I have always been a bit cynical of our justice system.  Being a juror, however, has made me much more proud of our judicial system.  It's not perfect by any means, but being tried in front of others rather than having a dictatorship or committee decide one's fate is something we as Americans should be proud of.

Donna at Gardens Eye View asks us to look forward in her quarterly Seasonal Celebrations, while Beth at Plant Postings asks us to look back in her quarterly Lessons Learned.  In both of these, I have realized that I am the sole judge and juror of my garden.  I am the one that decides my garden's fate.  I am the dictator.

Sometimes, those decisions are easy.  But sometimes, they are extremely hard to render.
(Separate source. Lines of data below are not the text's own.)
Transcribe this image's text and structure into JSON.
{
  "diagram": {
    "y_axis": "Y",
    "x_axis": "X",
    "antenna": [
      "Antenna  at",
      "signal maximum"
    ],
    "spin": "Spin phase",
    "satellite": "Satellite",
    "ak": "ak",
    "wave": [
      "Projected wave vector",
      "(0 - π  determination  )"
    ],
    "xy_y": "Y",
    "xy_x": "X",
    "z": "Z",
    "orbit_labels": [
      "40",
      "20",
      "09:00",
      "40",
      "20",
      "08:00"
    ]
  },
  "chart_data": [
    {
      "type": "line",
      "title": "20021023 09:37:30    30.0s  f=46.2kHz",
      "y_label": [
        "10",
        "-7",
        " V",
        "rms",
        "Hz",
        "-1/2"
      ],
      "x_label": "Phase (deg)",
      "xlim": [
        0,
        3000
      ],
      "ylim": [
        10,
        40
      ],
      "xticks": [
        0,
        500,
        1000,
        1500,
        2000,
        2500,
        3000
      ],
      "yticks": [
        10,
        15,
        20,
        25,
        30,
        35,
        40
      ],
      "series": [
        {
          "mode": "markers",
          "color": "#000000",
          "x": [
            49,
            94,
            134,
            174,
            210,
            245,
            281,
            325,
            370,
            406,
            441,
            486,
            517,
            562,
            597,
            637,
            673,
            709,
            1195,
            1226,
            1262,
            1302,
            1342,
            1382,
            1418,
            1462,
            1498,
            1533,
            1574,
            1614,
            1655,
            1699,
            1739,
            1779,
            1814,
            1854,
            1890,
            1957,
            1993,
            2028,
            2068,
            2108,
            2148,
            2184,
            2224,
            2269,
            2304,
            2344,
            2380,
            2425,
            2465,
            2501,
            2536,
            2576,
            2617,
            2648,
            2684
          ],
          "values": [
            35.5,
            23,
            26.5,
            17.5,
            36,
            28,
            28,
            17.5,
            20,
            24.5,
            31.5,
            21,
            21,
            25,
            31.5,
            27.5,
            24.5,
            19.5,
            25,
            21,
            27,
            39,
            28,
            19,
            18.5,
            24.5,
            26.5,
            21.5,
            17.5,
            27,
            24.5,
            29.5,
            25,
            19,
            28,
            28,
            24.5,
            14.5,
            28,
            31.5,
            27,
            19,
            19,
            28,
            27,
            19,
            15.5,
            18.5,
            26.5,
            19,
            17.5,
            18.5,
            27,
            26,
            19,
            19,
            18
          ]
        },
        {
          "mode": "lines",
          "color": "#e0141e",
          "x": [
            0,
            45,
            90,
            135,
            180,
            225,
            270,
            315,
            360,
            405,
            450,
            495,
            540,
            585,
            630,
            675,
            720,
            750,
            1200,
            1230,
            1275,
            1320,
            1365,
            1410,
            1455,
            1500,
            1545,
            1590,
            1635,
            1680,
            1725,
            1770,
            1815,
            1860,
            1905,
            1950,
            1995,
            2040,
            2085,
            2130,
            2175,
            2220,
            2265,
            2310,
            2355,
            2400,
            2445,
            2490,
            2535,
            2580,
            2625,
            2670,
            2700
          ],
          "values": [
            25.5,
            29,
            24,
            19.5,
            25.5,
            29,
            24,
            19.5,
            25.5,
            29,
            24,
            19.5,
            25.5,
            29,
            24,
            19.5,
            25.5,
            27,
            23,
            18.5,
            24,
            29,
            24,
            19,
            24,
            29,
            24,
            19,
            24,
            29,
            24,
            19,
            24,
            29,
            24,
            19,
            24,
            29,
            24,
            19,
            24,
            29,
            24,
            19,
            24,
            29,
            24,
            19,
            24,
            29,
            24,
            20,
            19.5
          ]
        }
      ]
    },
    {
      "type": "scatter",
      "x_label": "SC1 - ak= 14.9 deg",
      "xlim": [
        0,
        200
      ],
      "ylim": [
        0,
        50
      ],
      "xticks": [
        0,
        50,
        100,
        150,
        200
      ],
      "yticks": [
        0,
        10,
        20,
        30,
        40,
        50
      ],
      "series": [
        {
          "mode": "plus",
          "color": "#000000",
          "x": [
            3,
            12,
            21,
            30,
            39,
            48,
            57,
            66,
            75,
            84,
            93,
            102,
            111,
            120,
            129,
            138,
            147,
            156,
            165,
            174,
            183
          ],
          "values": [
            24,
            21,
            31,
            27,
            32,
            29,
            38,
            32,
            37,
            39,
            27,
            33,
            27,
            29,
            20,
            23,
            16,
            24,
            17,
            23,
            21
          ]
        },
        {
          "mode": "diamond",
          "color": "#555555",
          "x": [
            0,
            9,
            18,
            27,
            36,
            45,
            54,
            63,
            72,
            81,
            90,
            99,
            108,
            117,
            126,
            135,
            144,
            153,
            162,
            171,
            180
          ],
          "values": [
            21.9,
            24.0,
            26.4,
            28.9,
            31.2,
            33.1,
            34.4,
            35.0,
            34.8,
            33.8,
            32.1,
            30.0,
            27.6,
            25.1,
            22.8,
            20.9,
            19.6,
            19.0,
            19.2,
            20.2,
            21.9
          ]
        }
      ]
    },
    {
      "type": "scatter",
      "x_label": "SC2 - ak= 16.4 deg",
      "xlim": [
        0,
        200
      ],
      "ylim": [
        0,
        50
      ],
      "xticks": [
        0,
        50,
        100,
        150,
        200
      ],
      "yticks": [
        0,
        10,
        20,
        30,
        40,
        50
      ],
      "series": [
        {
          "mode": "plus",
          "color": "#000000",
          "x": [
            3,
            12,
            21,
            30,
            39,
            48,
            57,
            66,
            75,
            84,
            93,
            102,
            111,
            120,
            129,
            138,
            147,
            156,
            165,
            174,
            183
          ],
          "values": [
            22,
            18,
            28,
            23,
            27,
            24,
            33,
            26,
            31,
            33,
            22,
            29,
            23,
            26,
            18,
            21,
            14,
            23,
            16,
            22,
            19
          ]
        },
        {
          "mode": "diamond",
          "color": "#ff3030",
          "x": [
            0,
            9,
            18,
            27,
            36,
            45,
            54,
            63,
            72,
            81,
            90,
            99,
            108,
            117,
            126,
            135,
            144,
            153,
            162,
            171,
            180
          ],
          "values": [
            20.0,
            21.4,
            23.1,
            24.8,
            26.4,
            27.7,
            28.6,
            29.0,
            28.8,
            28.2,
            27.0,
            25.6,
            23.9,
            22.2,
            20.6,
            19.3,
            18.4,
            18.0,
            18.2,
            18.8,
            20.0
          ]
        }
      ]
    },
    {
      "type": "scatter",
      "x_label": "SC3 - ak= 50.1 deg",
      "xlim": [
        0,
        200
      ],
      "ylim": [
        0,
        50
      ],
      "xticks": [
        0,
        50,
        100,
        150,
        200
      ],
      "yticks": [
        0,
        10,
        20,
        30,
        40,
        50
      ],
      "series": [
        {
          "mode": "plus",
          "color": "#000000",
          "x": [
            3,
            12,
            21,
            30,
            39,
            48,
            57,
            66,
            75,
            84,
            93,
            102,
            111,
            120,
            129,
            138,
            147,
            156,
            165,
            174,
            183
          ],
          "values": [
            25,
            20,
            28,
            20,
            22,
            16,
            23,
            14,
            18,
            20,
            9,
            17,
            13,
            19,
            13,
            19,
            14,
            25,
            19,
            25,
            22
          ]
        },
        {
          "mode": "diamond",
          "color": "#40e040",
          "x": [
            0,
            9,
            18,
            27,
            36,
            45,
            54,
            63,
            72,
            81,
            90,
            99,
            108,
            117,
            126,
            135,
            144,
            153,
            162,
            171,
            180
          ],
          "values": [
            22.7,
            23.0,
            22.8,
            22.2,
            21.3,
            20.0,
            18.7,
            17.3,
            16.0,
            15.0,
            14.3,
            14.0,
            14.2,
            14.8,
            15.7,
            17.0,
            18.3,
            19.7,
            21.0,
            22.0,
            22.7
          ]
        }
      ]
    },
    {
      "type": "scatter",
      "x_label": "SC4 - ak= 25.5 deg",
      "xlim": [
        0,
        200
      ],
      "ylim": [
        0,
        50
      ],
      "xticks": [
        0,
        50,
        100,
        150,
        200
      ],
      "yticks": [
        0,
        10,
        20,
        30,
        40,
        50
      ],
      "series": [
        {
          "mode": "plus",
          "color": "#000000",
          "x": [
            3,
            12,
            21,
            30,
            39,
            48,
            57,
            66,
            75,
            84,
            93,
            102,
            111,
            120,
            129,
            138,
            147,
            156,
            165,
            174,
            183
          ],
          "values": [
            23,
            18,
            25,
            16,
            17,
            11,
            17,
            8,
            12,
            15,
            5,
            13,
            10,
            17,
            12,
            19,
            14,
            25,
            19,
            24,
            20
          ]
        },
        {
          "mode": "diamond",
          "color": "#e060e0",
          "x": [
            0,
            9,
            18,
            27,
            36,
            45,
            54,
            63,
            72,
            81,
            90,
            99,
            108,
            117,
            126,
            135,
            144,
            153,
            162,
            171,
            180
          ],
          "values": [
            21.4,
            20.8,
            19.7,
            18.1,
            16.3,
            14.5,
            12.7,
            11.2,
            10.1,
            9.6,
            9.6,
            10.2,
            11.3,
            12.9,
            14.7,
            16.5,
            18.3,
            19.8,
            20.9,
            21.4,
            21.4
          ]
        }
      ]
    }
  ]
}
The beautiful blooms of the lilies are my Seasonal Celebration.  They have already started blooming in my garden.  It is a thrill each summer to see the lilies in full bloom.

Of all the lilies I have, the pure white Casa Blanca lilies are the ones that are, to me, the most stunning.  Tall and strong, they reach up to over 5 ft tall.  Their thick stems hold up to the winds and storms that move quickly through this area.  Their white, innocent blooms pop in my colorful garden.

Even the company I've had recently gasped one night when they looked out the windows over the garden, and the white lilies were glowing in the moonlight.  In those few seconds, a decision was made, and I ordered another 50 more bulbs.

So, what is the Lesson Learned?  Well, I have two Chinese indigos (indigofera decora).  They are beautiful plants, and I knew when I planted them that they had a tendency to sucker.  I thought they had plenty of room to spread out where I planted them.  Obviously, their idea of plenty of room and my idea of plenty of room are two different things.  They are suckering all over the place, and have outgrown their allotted space.  They are encroaching on the neighboring plants.  As pretty as they are, and as hard as it is to come to this decision, they need to be removed.  If they are not, the other plants will suffer and eventually die.

Past the spirea, past the rose,
the indigofera (with its small, pink blooms) is beautiful,
but not a nice neighbor.

I have a hard time removing plants.  And yet, I know that, in order to have a garden that is beautiful to me, I must remove plants from time to time.  It is a hard lesson for me, and one I seem to have to re-learn every year.  I must be strong.  I must remove these plants.  They are guilty only of doing what they naturally do, but I know that they can not be allowed to stay.  I have been agonizing over this decision for months, but I know what the final determination will be.

I'm celebrating the lilies in my garden, and I've realized that I want more.  But the decision of removing the Chinese indigo has been a hard lesson to learn.  Still, I know that they must go.

Unfortunately, I now have the unpleasant task of being the executioner, too.